I have a dataframe df_in like so:
import pandas as pd
import numpy as np
dic_in = {'A':['aa','bb','cc','dd','ee','ff','gg','uu','xx','yy','zz'],
'B':['200','200','AA200','AA040',np.nan,'500',np.nan,'0700','900','UKK','200'],
'C':['UNN','400',np.nan,'AA080','AA800','B',np.nan,'400',np.nan,'500','UKK']}
My goal is to investigate column B and C in such a way that:
- If one of the items contains the following character
'AA', then the number such part of the string must be removed leaving only the numeric part. (AA123 ---> 123).

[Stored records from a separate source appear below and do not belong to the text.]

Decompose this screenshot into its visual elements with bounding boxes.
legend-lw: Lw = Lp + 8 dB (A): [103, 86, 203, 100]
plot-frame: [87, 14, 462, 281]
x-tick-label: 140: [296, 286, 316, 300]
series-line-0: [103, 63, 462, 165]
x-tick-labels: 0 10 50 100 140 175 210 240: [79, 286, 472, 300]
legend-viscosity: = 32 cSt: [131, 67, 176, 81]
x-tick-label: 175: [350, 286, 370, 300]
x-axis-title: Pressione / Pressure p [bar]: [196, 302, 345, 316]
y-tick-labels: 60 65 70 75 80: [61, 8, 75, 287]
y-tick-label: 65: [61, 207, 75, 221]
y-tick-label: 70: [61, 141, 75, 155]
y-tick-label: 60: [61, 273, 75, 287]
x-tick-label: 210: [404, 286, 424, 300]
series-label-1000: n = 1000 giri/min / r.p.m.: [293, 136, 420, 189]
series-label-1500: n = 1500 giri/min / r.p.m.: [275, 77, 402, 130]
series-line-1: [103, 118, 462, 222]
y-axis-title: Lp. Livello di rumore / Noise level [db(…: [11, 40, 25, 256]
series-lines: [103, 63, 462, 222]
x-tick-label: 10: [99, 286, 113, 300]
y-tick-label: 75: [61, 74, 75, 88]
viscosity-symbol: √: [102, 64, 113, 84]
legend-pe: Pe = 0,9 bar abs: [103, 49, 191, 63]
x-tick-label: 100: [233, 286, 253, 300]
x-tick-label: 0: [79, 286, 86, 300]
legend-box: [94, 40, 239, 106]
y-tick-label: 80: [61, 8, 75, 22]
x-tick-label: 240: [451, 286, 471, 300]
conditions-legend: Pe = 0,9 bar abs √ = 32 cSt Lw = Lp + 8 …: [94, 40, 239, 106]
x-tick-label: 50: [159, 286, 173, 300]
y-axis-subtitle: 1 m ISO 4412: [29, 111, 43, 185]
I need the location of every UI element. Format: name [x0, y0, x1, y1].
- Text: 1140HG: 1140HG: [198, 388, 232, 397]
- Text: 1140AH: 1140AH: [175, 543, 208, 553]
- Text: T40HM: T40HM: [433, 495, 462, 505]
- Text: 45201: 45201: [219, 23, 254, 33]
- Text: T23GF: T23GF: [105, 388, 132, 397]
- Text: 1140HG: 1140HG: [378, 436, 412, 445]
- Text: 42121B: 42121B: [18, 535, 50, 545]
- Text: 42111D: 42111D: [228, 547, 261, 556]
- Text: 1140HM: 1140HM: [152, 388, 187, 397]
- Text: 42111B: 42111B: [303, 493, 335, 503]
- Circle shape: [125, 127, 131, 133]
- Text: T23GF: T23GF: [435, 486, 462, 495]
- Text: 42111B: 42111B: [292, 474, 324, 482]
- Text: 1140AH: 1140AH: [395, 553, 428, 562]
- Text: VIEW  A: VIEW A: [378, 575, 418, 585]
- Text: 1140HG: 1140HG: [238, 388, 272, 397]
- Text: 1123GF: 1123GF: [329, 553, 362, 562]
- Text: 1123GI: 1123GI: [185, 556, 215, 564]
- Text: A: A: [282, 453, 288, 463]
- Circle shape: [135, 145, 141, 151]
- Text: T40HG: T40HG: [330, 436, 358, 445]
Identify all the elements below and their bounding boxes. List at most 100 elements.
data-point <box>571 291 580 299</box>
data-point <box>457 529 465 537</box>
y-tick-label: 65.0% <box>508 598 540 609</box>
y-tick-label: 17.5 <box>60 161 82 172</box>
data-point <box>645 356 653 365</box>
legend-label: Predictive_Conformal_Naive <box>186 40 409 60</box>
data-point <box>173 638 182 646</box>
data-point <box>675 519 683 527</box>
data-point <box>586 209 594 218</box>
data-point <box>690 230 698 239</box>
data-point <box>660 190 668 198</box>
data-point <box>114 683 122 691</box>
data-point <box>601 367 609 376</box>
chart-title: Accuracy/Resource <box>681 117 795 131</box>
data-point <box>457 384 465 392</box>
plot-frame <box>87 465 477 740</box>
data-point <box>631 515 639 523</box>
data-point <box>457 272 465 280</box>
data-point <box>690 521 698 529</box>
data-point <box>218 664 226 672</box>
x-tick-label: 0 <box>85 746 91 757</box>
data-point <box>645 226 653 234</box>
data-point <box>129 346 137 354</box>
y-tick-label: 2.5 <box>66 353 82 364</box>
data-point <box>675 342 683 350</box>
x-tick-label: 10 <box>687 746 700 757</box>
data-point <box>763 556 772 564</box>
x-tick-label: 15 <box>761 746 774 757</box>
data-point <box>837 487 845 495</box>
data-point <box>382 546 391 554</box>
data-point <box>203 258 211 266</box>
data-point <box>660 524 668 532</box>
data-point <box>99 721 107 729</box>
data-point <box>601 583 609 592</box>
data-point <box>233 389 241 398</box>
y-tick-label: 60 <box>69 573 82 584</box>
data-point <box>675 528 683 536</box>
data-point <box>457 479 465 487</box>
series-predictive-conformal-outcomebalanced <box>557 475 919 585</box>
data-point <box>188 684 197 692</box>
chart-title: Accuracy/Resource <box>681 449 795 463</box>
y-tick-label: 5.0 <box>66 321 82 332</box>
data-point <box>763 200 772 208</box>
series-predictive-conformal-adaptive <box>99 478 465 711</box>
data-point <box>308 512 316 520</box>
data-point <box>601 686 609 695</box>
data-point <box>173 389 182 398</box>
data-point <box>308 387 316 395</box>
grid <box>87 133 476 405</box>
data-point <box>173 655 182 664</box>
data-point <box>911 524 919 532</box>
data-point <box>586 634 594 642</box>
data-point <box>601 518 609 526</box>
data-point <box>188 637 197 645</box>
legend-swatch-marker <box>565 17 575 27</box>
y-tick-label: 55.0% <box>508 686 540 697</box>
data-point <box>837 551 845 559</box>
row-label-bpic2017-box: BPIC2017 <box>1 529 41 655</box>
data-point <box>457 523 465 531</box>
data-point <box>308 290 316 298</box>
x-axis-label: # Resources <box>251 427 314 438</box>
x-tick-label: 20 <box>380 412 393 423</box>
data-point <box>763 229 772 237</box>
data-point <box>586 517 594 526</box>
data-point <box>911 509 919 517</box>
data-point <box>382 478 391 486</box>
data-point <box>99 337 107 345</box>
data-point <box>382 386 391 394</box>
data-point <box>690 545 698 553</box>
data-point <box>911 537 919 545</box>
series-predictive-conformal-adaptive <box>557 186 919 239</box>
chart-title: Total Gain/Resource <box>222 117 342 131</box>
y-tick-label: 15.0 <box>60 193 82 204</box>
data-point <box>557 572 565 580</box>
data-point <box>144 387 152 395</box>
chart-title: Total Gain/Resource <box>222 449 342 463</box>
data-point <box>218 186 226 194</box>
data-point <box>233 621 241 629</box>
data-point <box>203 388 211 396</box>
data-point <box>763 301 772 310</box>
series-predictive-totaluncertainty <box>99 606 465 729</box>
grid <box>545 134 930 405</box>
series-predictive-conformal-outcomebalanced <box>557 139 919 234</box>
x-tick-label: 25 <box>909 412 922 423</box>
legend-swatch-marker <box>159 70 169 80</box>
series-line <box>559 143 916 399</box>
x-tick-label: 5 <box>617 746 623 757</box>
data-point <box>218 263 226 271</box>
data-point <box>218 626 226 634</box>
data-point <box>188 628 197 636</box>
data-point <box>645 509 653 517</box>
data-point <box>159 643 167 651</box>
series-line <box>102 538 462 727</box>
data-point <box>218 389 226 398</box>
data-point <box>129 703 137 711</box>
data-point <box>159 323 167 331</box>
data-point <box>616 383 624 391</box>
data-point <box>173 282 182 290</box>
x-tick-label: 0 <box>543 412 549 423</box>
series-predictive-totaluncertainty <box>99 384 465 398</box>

If a zeros are present before the first non null element, they must be removed (AA001234 ---> 1234). - if the quantity is not a number then it must be set to
0.0(NaN ---> 0.0,UNN ----> 0.0,UKK ---> 0.0and so on). - if an item has leading zeros before, then they must be deleted (
070--->700,00007000--->7000) - If an item has been modified and is non-zero then it must be multiplied by
100.
The final result should look like this:
# BEFORE # # AFTER #
A B C A B C
0 aa 200 UNN 0 aa 200 0.0
1 bb 200 400 1 bb 200 400
2 cc AA200 NaN 2 cc 20000 0.0
3 dd AA040 AA080 3 dd 4000 8000
4 ee NaN AA800 4 ee 0.0 80000
5 ff 500 B 5 ff 500 0.0
6 gg NaN NaN 6 gg 0.0 0.0
7 uu 0700 400 7 uu 700 400
8 xx 900 NaN 8 xx 900 0.0
9 yy UKK 500 9 yy 0.0 500
10 zz 200 UKK 10 zz 200 0.0
Do you know a smart and efficient way to achieve such goal?
Notice: all the numbers are in reality string and they should remain as so.